You spend the months influencing the influencers.
▪
Create an action plan
with metrics. Good action plans include a listening plan,
channel plan, SEO plan, and a content creation plan, with activities and
metrics. Social media activities span the gamut from curation to gifting,
building relationships and groups, blogging, service actions, to lead
conversion. Pick the ones that fit your desired outcome.

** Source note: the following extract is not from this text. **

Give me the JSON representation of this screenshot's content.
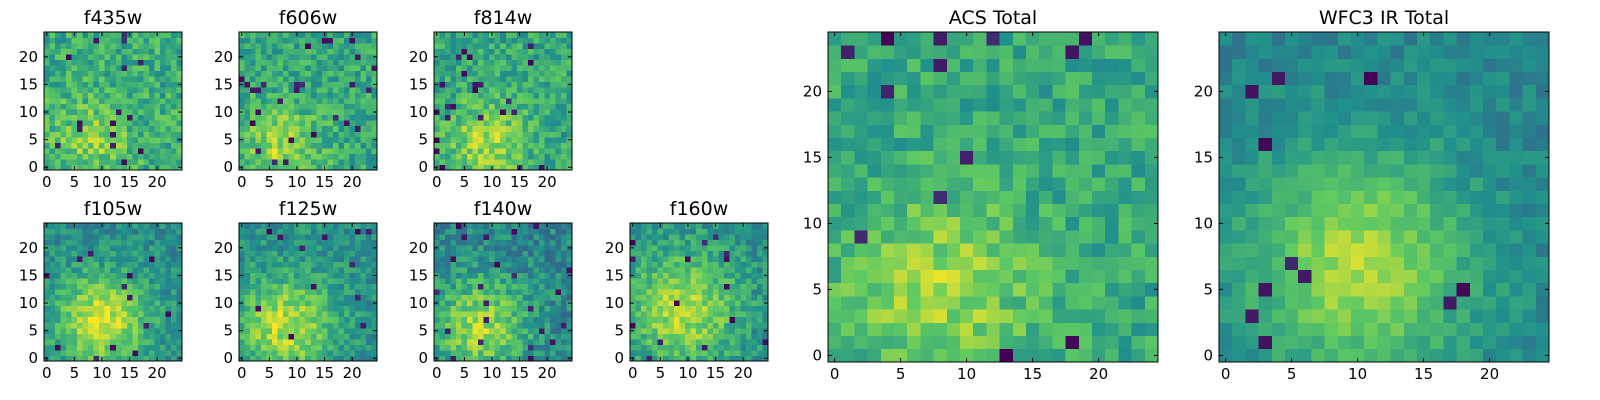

Iteratively execute and measure results. Measuring is all about return-on-investment (ROI). This can be customer
acquisition cost, revenue growth, profit, or whatever other parameters are key
to your success. Iterate and expect to pivot, based on results, because you
can’t get it all right the first time. This is not trial and error.
3.1Trends, examples
Trends 2015:
Example: Dell (Twitter)
While many businesses are trying to work out how to make money from Twitter, computer maker Dell shows what they have done to validate Twitter as a credible
business tool.
Last December, Dell claimed $1 million in sales that the company could directly attribute to their
use of Twitter.
Dell offers refurbished laptops, desktops,
workstations, servers and storage, and monitors and printers from Dell Outlet in the USA,
with its @DellOutlet account on Twitter a primary channel to notify
followers of the latest offers.
Yesterday, Dell said that the total value of
sales attributable to their presence on Twitter – both refurbished equipment as
well as new systems – has now exceeded $3 million.